OPINION

A dark new world

I sometimes feel like Greece is sliding backward but, for some reason, we fail to see this. In May, three bank employees were killed after a group of individuals threw a firebomb into their place of work. The police have not yet found the perpetrators, despite indications that they belong to a relatively known circle. More recently, somebody mailed a parcel bomb to the office of Citizens’ Protection Minister Michalis Chrysochoidis, killing one of his close aides. This week, a journalist was gunned down in cold blood in a manner that is more common to Colombia or Mexico. These three incidents have done more to harm to Greece’s image than any number of Moody’s downgrades.

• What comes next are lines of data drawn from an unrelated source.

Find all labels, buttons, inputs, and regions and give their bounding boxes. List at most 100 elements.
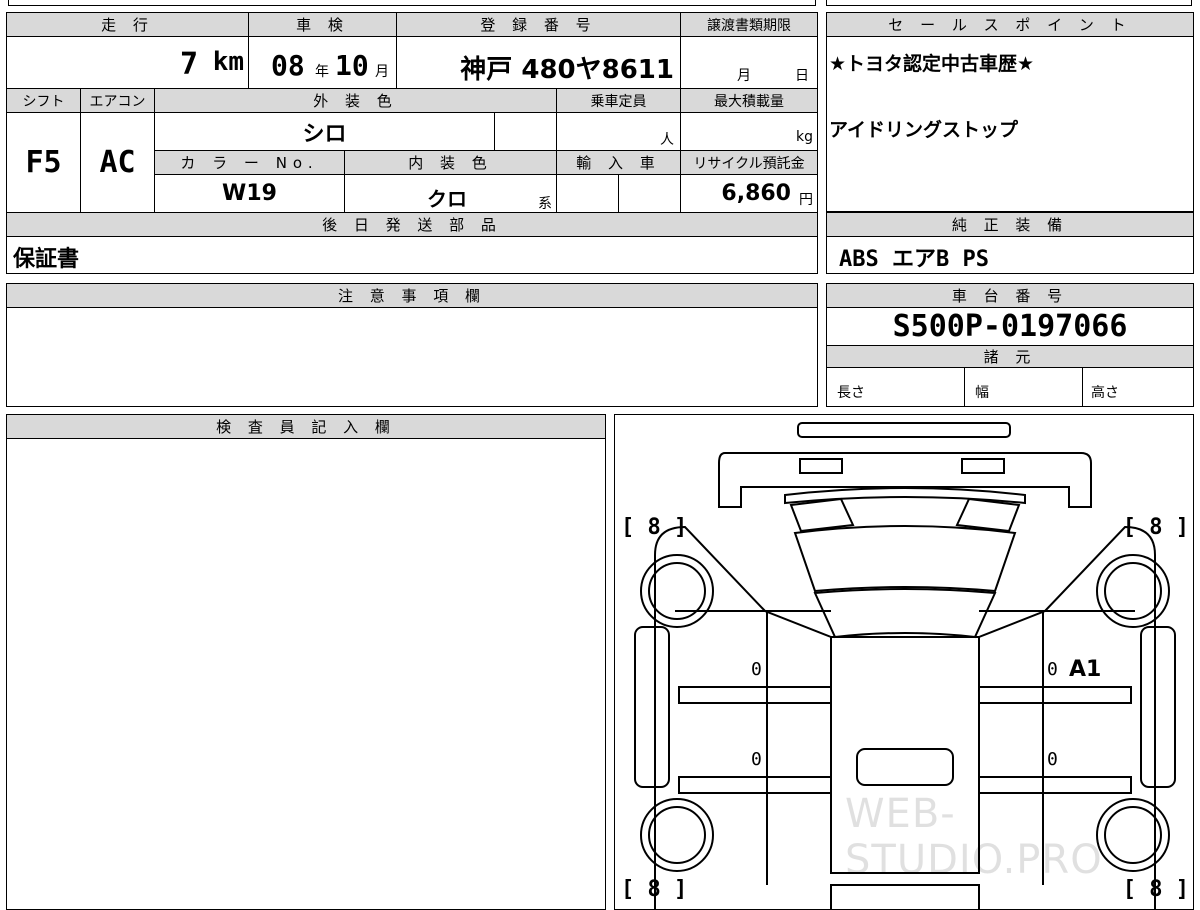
- mark-rear-right: 0: [1047, 659, 1058, 680]
- exterior-color-extra-cell: [495, 113, 557, 151]
- interior-color-value: クロ: [427, 187, 467, 211]
- skirt-left: [634, 626, 670, 788]
- inspection-header: 車 検: [249, 13, 397, 37]
- tail-light-left: [799, 458, 843, 474]
- tire-rear-left-label: [ 8 ]: [621, 515, 688, 540]
- shift-value: F5: [25, 145, 62, 180]
- max-load-unit: kg: [796, 129, 813, 145]
- exterior-color-cell: シロ: [155, 113, 495, 151]
- inspector-header: 検 査 員 記 入 欄: [7, 415, 605, 439]
- sales-point-line-1: ★トヨタ認定中古車歴★: [829, 53, 1035, 75]
- registration-header: 登 録 番 号: [397, 13, 681, 37]
- recycle-value-cell: 6,860 円: [681, 175, 817, 213]
- mark-front-right: 0: [1047, 749, 1058, 770]
- capacity-value-cell: 人: [557, 113, 681, 151]
- sales-point-line-2: アイドリングストップ: [829, 119, 1019, 141]
- body-outline-left: [654, 525, 832, 909]
- inspection-year: 08: [271, 49, 305, 82]
- length-cell: 長さ: [827, 368, 965, 406]
- vehicle-info-block: 走 行 車 検 登 録 番 号 譲渡書類期限 7 km 08 年 10 月 神戸…: [6, 12, 818, 274]
- max-load-header: 最大積載量: [681, 89, 817, 113]
- import-cell-b: [619, 175, 681, 213]
- height-cell: 高さ: [1083, 368, 1193, 406]
- registration-number: 神戸 480ヤ8611: [460, 55, 674, 85]
- chassis-number-header: 車 台 番 号: [827, 284, 1193, 308]
- wheel-rear-left: [640, 554, 714, 628]
- console-shape: [856, 748, 954, 786]
- color-no-cell: W19: [155, 175, 345, 213]
- width-label: 幅: [975, 385, 989, 401]
- car-diagram-panel: [ 8 ] [ 8 ] [ 8 ] [ 8 ] 0 0 A1 0 0 WEB-S…: [614, 414, 1194, 910]
- top-cutoff-strip: [8, 0, 816, 6]
- door-left-rear: [678, 686, 832, 704]
- chassis-number-cell: S500P-0197066: [827, 308, 1193, 346]
- rear-bar-shape: [797, 422, 1011, 438]
- capacity-header: 乗車定員: [557, 89, 681, 113]
- sales-point-header: セ ー ル ス ポ イ ン ト: [827, 13, 1193, 37]
- interior-color-cell: クロ 系: [345, 175, 557, 213]
- wheel-rear-right: [1096, 554, 1170, 628]
- recycle-header: リサイクル預託金: [681, 151, 817, 175]
- notes-header: 注 意 事 項 欄: [7, 284, 817, 308]
- year-unit: 年: [315, 64, 329, 80]
- registration-value-cell: 神戸 480ヤ8611: [397, 37, 681, 89]
- aircon-value: AC: [99, 145, 136, 180]
- wheel-front-left: [640, 798, 714, 872]
- door-right-rear: [978, 686, 1132, 704]
- inspection-month: 10: [335, 49, 369, 82]
- exterior-color-value: シロ: [302, 121, 347, 147]
- genuine-equipment-value: ABS エアB PS: [839, 247, 989, 272]
- shift-header: シフト: [7, 89, 81, 113]
- aircon-value-cell: AC: [81, 113, 155, 213]
- specs-header: 諸 元: [827, 346, 1193, 368]
- later-parts-header: 後 日 発 送 部 品: [7, 213, 817, 237]
- later-parts-value: 保証書: [13, 247, 80, 272]
- color-no-header: カ ラ ー No.: [155, 151, 345, 175]
- wheel-front-left-inner: [648, 806, 706, 864]
- width-cell: 幅: [965, 368, 1083, 406]
- height-label: 高さ: [1091, 385, 1119, 401]
- interior-color-header: 内 装 色: [345, 151, 557, 175]
- trunk-deck-shape: [793, 525, 1017, 593]
- transfer-deadline-cell: 月 日: [681, 37, 817, 89]
- exterior-color-header: 外 装 色: [155, 89, 557, 113]
- mark-front-left: 0: [751, 749, 762, 770]
- mileage-header: 走 行: [7, 13, 249, 37]
- mileage-value-cell: 7 km: [7, 37, 249, 89]
- sales-point-block: セ ー ル ス ポ イ ン ト ★トヨタ認定中古車歴★ アイドリングストップ: [826, 12, 1194, 212]
- front-hood-shape: [830, 884, 980, 909]
- chassis-block: 車 台 番 号 S500P-0197066 諸 元 長さ 幅 高さ: [826, 283, 1194, 407]
- max-load-value-cell: kg: [681, 113, 817, 151]
- rear-quarter-left: [789, 497, 855, 533]
- top-cutoff-strip-right: [826, 0, 1192, 6]
- rear-quarter-right: [955, 497, 1021, 533]
- genuine-equipment-header: 純 正 装 備: [827, 213, 1193, 237]
- import-cell-a: [557, 175, 619, 213]
- interior-color-suffix: 系: [538, 196, 552, 212]
- inspector-block: 検 査 員 記 入 欄: [6, 414, 606, 910]
- skirt-right: [1140, 626, 1176, 788]
- import-header: 輸 入 車: [557, 151, 681, 175]
- tail-light-right: [961, 458, 1005, 474]
- recycle-unit: 円: [799, 192, 813, 208]
- notes-block: 注 意 事 項 欄: [6, 283, 818, 407]
- length-label: 長さ: [837, 385, 865, 401]
- door-left-front: [678, 776, 832, 794]
- capacity-unit: 人: [660, 132, 674, 148]
- mileage-unit: km: [212, 47, 244, 77]
- chassis-number-value: S500P-0197066: [892, 309, 1128, 344]
- roof-shape: [813, 588, 997, 639]
- transfer-day-unit: 日: [795, 68, 809, 84]
- month-unit: 月: [375, 64, 389, 80]
- damage-code: A1: [1069, 657, 1102, 682]
- recycle-amount: 6,860: [721, 181, 791, 206]
- tire-rear-right-label: [ 8 ]: [1122, 515, 1189, 540]
- color-no-value: W19: [222, 181, 277, 206]
- transfer-month-unit: 月: [737, 68, 751, 84]
- tire-front-left-label: [ 8 ]: [621, 877, 688, 902]
- transfer-deadline-header: 譲渡書類期限: [681, 13, 817, 37]
- aircon-header: エアコン: [81, 89, 155, 113]
- mark-rear-left: 0: [751, 659, 762, 680]
- watermark: WEB-STUDIO.PRO: [845, 791, 1103, 883]
- genuine-equipment-block: 純 正 装 備 ABS エアB PS: [826, 212, 1194, 274]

But can we really understand how the rest of the world sees us? And how strange it must seem to them that we more or less adjust to it all after just a few days? I really don’t think we do – or we would not let every thug or prisoner use their mobile phone to send instructions for the next strike. Greece’s pustules seem to have magically joined forces, posing a threat to democracy and social cohesion. A group of people have in recent years turned violence into a profession but we have always failed to react until they went too far, like in the December 2008 riots. Local mafia groups have also expanded, exploiting the overall impunity that has seen civilians installing police sirens in their cars. The shooting of Sokratis Giolias exposed another gray area – that peculiar type of journalism that ranges from revelations to slander-for-money. This is not a reference to the victim or any people who may have indeed broken fresh ground with revelations posted on blogs and so on. It is rather a reference to the exchange of threats, the targeted attacks and other unorthodox forms of reporting that have emerged. As a society, we have allowed this strange dark world to flourish. When these three pocks on the face of society came together, it was only natural that we would see vitriol and, eventually, deaths. The police must do what they have to and track down the perpetrators. The rest of us must ask ourselves whether we want to go down a path that is turning Greece into a caricature of a European country.